A Real-World Case Study: Warren Buffett's Shoulders
Let's make this concrete. Warren Buffett is often called a giant himself. But his genius was explicitly in choosing whose shoulders to stand on. In his early years, he was a pure Graham disciple, buying statistically cheap "cigar butt" companies. It worked.
Then, through his partner Charlie Munger, he was hoisted onto the shoulders of Philip Fisher. Munger famously said, "It's far better to buy a wonderful company at a fair price than a fair company at a wonderful price." This was Fisher's qualitative influence.
Buffett didn't abandon Graham. He merged them. He used Graham's "margin of safety" as a non-negotiable foundation (the shoulder of stability) and Fisher's focus on wonderful businesses as the lens to look through (the height to see further). The result? He shifted from buying cheap textile mills (Berkshire Hathaway's original business) to buying phenomenal brands with pricing power like See's Candies, Coca-Cola, and later Apple.
He saw further because his platform was two giants wide. An investor who only reads Graham might have missed Apple in 2016 because the P/E ratio wasn't in the classic "value" range. An investor standing on both Graham and Fisher could appreciate its immense moat, loyal customer base, and recurring revenue (Fisher) while still seeking a price that offered some margin of safety (Graham) relative to its future cash flows.

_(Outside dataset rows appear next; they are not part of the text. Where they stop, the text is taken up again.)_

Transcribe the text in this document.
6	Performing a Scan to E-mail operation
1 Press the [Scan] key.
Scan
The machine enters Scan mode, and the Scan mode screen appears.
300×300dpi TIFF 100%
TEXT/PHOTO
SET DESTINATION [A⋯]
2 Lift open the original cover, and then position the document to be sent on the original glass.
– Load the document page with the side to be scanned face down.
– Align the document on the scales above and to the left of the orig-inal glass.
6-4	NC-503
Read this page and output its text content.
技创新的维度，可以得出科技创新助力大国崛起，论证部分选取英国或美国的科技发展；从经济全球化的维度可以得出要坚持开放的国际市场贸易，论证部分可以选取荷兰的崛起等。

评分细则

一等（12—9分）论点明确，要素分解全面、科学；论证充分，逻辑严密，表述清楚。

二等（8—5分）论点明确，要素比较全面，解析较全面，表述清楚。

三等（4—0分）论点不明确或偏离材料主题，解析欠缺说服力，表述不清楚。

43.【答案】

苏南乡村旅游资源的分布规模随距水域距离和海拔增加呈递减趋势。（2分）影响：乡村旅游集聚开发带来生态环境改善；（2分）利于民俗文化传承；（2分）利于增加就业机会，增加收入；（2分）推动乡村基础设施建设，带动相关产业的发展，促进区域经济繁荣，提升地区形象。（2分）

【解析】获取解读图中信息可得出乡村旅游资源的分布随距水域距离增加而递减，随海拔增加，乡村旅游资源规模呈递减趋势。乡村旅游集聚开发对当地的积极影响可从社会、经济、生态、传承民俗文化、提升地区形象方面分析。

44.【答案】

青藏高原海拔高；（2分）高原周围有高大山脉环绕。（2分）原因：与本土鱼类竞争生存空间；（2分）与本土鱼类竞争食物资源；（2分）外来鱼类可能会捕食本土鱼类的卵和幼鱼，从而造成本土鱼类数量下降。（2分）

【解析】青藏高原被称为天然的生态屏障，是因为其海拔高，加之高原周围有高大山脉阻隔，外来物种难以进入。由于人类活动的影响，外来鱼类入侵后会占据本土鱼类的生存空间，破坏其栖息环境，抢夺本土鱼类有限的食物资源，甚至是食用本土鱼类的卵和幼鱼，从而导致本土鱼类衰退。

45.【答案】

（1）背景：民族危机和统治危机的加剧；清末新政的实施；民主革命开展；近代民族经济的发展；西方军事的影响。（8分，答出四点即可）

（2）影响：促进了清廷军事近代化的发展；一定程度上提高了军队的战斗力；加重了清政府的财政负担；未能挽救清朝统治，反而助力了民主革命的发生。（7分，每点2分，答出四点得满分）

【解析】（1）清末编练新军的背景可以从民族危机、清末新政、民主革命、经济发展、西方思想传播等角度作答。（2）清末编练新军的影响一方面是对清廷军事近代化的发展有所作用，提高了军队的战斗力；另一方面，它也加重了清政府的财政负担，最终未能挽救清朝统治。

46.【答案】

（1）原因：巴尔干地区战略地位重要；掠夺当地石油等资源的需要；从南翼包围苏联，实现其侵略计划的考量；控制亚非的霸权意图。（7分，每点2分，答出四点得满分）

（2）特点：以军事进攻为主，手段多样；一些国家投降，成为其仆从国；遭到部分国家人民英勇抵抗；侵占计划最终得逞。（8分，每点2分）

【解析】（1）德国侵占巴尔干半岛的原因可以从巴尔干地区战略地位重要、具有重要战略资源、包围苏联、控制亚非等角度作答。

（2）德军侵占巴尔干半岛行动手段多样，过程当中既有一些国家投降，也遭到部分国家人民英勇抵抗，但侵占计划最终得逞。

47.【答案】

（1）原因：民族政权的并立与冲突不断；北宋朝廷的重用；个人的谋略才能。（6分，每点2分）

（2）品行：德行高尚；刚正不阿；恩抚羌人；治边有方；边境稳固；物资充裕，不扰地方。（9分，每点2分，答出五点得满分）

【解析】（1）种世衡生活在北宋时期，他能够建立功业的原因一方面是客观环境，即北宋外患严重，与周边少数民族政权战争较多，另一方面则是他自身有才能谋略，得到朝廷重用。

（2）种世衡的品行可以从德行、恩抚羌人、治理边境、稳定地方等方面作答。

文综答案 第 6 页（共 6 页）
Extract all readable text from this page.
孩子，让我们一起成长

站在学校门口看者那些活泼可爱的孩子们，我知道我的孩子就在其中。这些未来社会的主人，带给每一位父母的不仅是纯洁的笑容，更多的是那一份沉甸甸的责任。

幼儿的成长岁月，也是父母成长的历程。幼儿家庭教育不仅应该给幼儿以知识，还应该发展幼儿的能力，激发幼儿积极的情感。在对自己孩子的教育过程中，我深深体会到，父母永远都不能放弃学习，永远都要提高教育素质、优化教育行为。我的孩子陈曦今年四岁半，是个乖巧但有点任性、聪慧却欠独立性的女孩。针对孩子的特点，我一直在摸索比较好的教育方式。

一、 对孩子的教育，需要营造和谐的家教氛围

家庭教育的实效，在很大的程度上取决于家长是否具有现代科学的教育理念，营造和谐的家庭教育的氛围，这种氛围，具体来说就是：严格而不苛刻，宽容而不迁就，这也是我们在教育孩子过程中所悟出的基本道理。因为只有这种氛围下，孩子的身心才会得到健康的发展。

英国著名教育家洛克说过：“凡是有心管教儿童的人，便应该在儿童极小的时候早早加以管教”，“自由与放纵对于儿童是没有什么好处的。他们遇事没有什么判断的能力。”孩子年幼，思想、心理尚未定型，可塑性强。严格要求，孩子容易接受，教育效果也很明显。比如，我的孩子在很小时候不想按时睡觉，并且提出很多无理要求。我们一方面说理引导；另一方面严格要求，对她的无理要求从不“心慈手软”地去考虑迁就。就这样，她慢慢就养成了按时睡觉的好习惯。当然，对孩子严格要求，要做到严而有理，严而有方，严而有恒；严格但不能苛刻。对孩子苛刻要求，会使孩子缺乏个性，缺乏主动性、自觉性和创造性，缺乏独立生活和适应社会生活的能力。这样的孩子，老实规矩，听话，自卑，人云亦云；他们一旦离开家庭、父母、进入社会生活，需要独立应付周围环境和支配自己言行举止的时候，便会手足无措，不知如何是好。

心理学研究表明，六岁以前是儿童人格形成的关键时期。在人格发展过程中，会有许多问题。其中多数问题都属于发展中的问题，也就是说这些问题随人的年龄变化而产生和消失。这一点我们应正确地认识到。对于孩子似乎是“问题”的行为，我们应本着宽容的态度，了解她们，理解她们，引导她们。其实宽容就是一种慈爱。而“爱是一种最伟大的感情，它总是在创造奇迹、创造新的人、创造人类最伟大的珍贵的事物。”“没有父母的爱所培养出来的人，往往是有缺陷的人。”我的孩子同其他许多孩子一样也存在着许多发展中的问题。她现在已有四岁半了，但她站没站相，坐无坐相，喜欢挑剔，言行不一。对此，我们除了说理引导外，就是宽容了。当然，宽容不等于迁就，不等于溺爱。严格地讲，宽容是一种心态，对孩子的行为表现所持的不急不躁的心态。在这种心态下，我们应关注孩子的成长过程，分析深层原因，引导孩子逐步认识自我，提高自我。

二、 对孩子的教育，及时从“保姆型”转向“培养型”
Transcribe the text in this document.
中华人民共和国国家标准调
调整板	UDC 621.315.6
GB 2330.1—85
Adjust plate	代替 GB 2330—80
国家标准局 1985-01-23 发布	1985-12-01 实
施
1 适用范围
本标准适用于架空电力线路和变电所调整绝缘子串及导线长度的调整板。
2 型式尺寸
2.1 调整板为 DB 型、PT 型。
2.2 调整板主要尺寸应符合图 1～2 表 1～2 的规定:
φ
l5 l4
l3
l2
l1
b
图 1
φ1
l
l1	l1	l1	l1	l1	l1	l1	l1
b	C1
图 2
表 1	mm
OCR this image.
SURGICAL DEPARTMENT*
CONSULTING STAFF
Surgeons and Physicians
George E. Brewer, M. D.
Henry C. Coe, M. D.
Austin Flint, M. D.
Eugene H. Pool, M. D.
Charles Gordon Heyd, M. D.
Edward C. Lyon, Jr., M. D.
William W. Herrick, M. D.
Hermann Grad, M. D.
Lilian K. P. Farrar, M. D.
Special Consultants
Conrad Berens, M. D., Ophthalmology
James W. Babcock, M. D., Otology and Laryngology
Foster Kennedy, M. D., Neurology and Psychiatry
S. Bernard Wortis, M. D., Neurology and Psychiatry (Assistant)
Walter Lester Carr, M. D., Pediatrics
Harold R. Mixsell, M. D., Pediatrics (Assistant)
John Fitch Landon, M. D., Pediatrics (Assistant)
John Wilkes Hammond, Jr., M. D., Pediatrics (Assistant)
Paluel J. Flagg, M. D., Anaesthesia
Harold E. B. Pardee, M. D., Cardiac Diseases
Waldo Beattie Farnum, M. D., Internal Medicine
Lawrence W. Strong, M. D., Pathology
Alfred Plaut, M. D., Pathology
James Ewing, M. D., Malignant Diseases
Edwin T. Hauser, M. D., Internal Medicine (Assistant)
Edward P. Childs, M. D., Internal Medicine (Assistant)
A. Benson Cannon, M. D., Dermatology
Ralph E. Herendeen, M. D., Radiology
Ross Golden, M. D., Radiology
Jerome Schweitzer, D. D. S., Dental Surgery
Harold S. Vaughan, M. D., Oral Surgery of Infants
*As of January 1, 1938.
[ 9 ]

Your Burning Questions Answered
The phrase "standing on the shoulders of giants" isn't a polite nod to the past. It's an active, demanding strategy. It requires you to seek out the sturdiest foundations, climb up, and then do the hard work of looking for yourself with the better vantage point you've earned. In investing, those shoulders are the books, the memos, the research, and the documented philosophies of those who have navigated fear and greed before you. Start climbing. The view from up there is where the real opportunities become clear.